Im Labor haben US-Forscher erstaunlich wenig an den Rezeptoren verändern müssen, damit Vogelgrippe-Viren auch in menschliche Zellen vorrücken können. Eine einzige Mutation reicht aus: "Das ist natürlich schon ein Alarmzeichen. Dass es nur eine Aminosäure ist, das ist wirklich neu und überraschend", so Martin Schwemmle. Dann wird aus einem vogelspezifischen Rezeptor ein humaner Rezeptor. "In der Natur könnte das Auftreten dieser einzelnen Mutation ein Indikator für das Pandemierisiko beim Menschen sein", heißt es in der US-Studie, die am 5. Dezember 2024 in Science (externer Link) veröffentlicht wurde.
Gefahr für die Bevölkerung ist derzeit gering
Im Labor funktioniert die Veränderung des Rezeptors sehr einfach. Im wirklichen Leben aber stecken sich Menschen nur selten mit Vogelgrippe-Viren an – nur, wenn der Kontakt zu Wildtieren sehr eng ist. Laut Weltgesundheitsorganisation WHO wurden seit 2003 weltweit über 2.600 humane Erkrankungen und 1.100 Todesfälle mit aviärer Influenza nachgewiesen. In den USA wurde im November 2024 die erste Infektion eines Kindes mit dem Vogelgrippe-Virus H5N1 festgestellt.
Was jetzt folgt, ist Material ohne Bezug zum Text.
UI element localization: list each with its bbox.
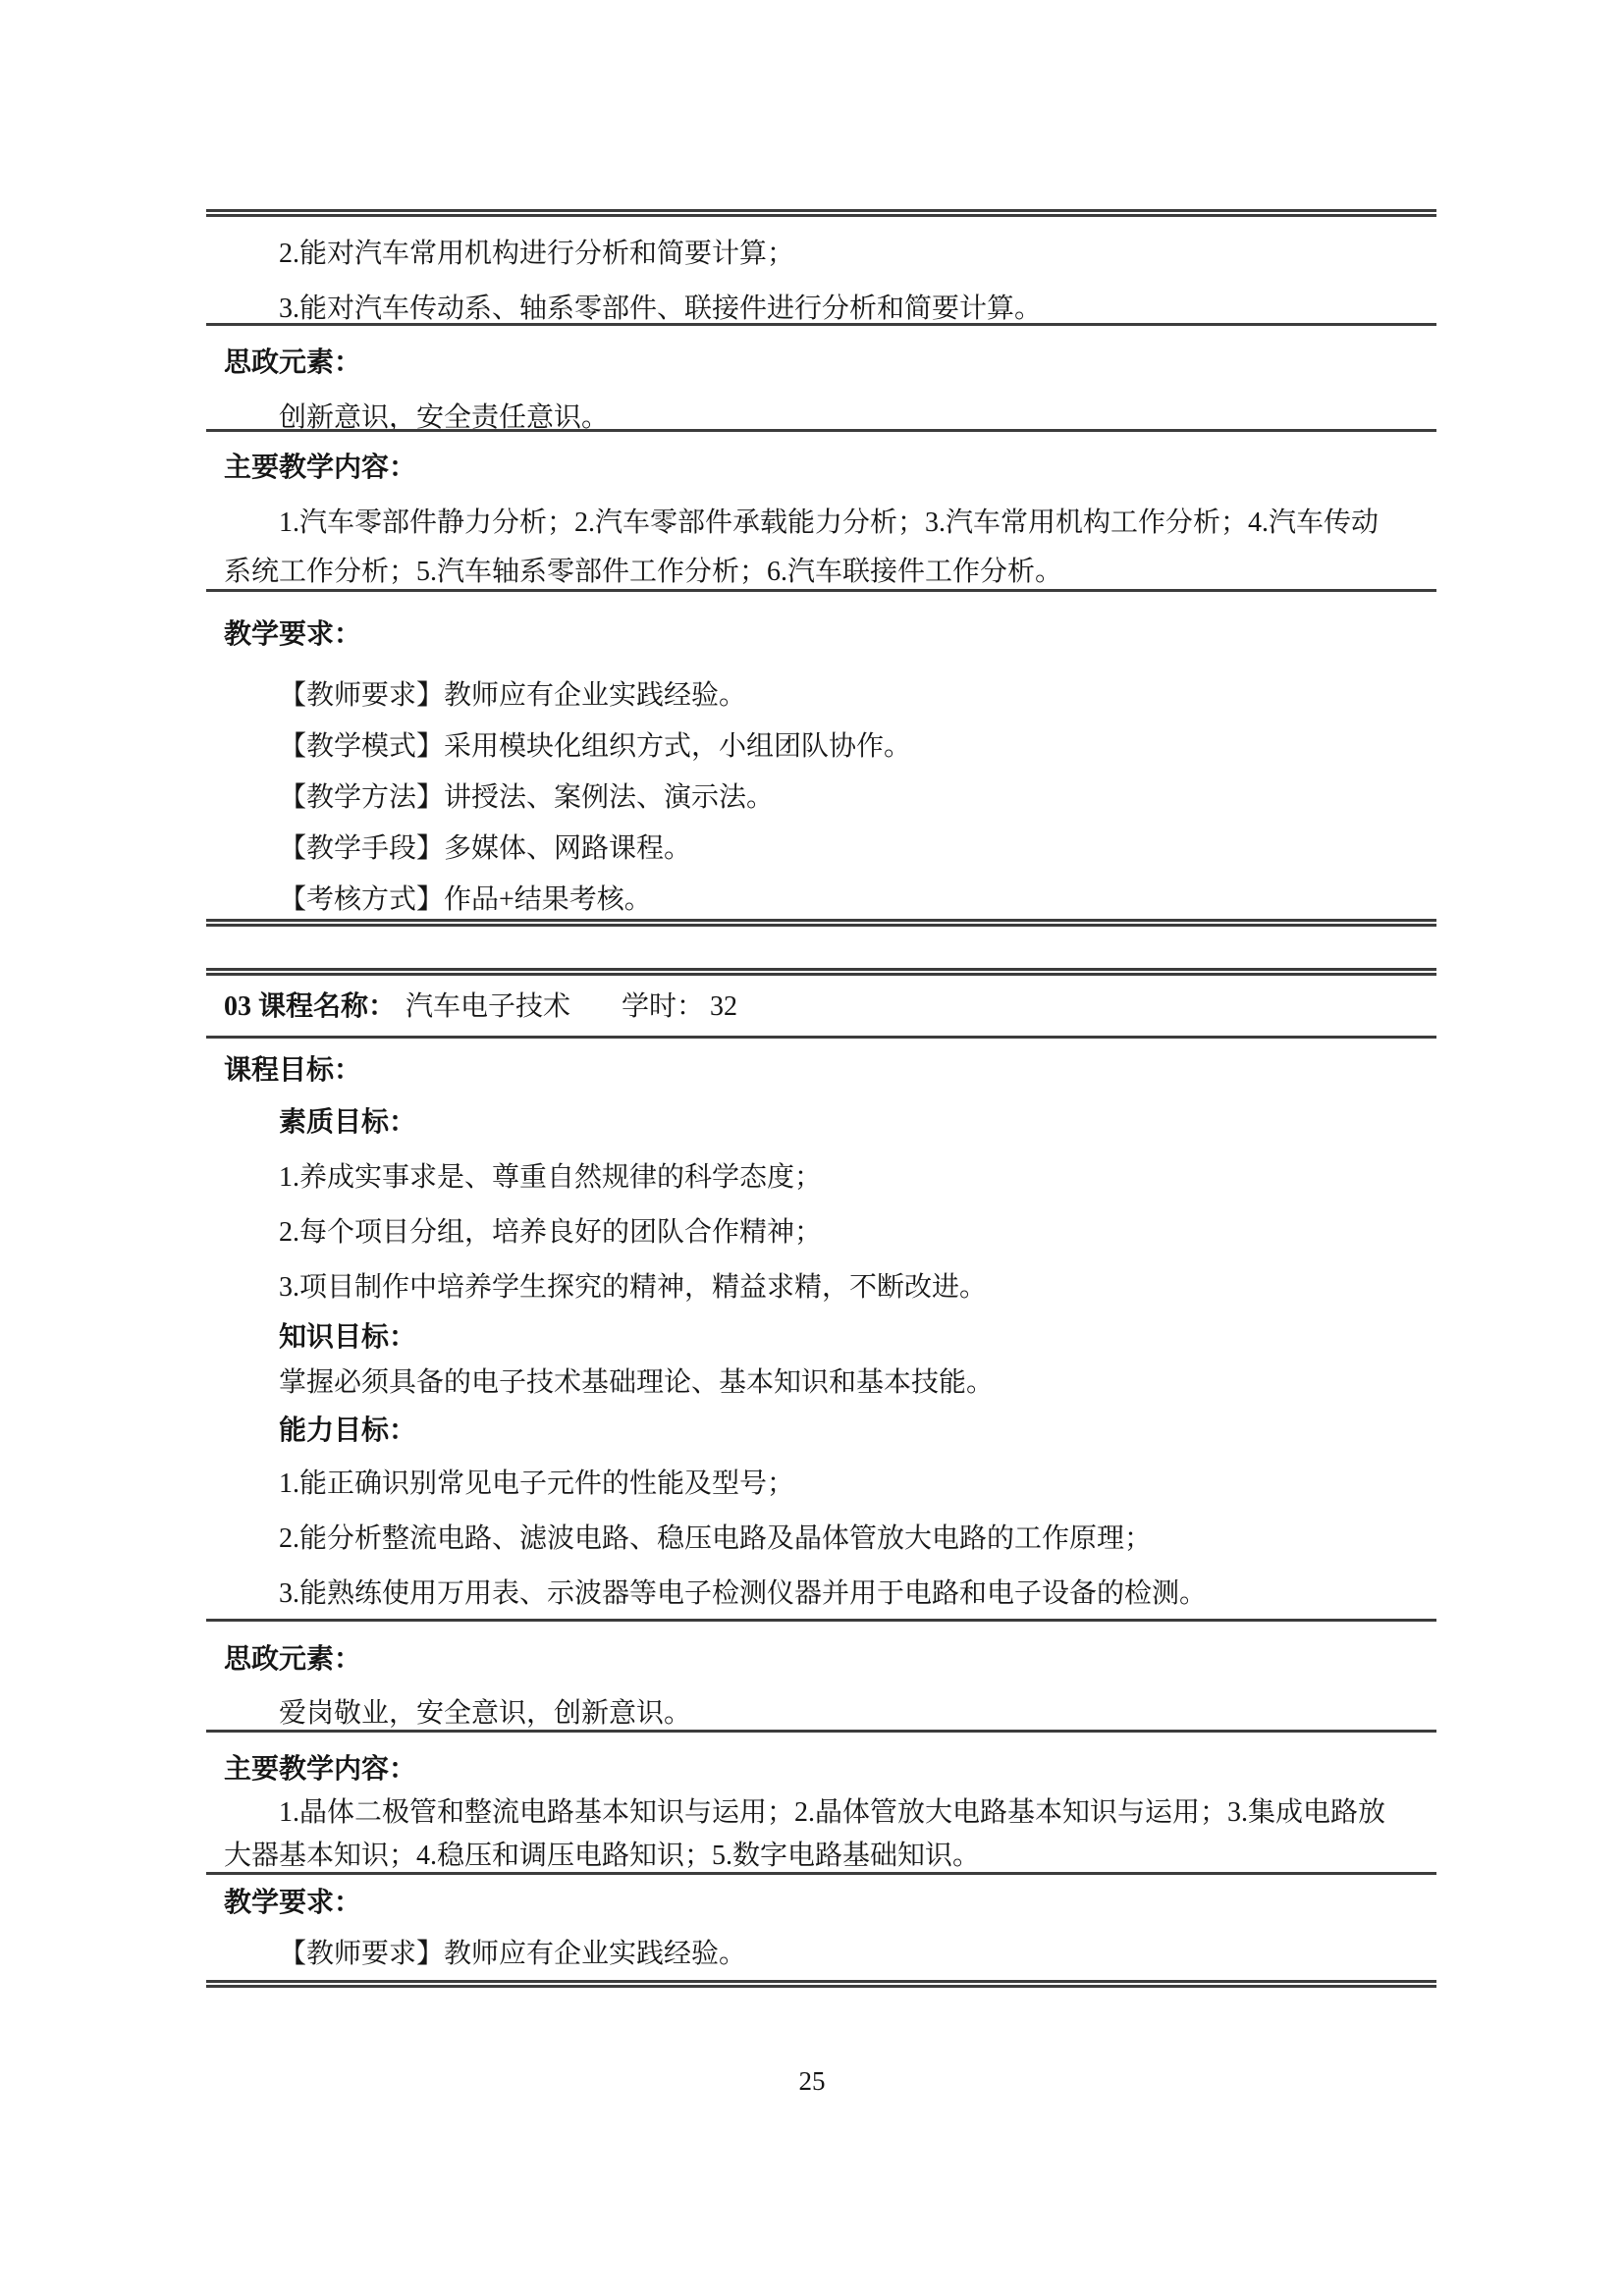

Wirklich gefährlich würde es dann, wenn sich H5N1-Viren leicht von Mensch zu Mensch übertragen ließen: "Das ist eine ganz andere Sache. Da reicht sehr wahrscheinlich diese einzelne Aminosäure nicht aus, um das alles zu erreichen. Das Virus muss mehr können", beruhigt Martin Schwemmle. "Wir haben noch kein Virus, das sich vollständig angepasst hat," ergänzt Martin Beer.
Also gilt erstmal vorsichtige Entwarnung. Aber je mehr Lebewesen auf der Welt von H5N1 infiziert sind, desto mehr Mutationen passieren. Damit steigt die Gefahr, dass sich auch Übertragungswege zwischen Menschen vereinfachen könnten. Martin Beer empfiehlt US-Farmern, "Schutzkleidung zu tragen und sich gegen die saisonale Grippe impfen zu lassen, damit es im menschlichen Körper zu keiner Vermischung von humanen und Vogelgrippe-Viren kommen kann".
Außerdem gibt es Impfstoffe gegen Vogelgrippe-Viren. Da die Übertragung von Mensch-zu-Mensch aber bisher als sehr unwahrscheinlich eingestuft wird, kommen diese Impfstoffe nicht zur Anwendung. Leif Erik Sander von der Berliner Charité: "Wir haben Impfstoffe, die zugelassen sind, die in dem Moment, in dem ein Virus eine Pandemie auslöst, sehr schnell angepasst werden könnten."
Diesen Artikel haben wir erweitert und am 13.12.2024 um 15:58 Uhr neu veröffentlicht.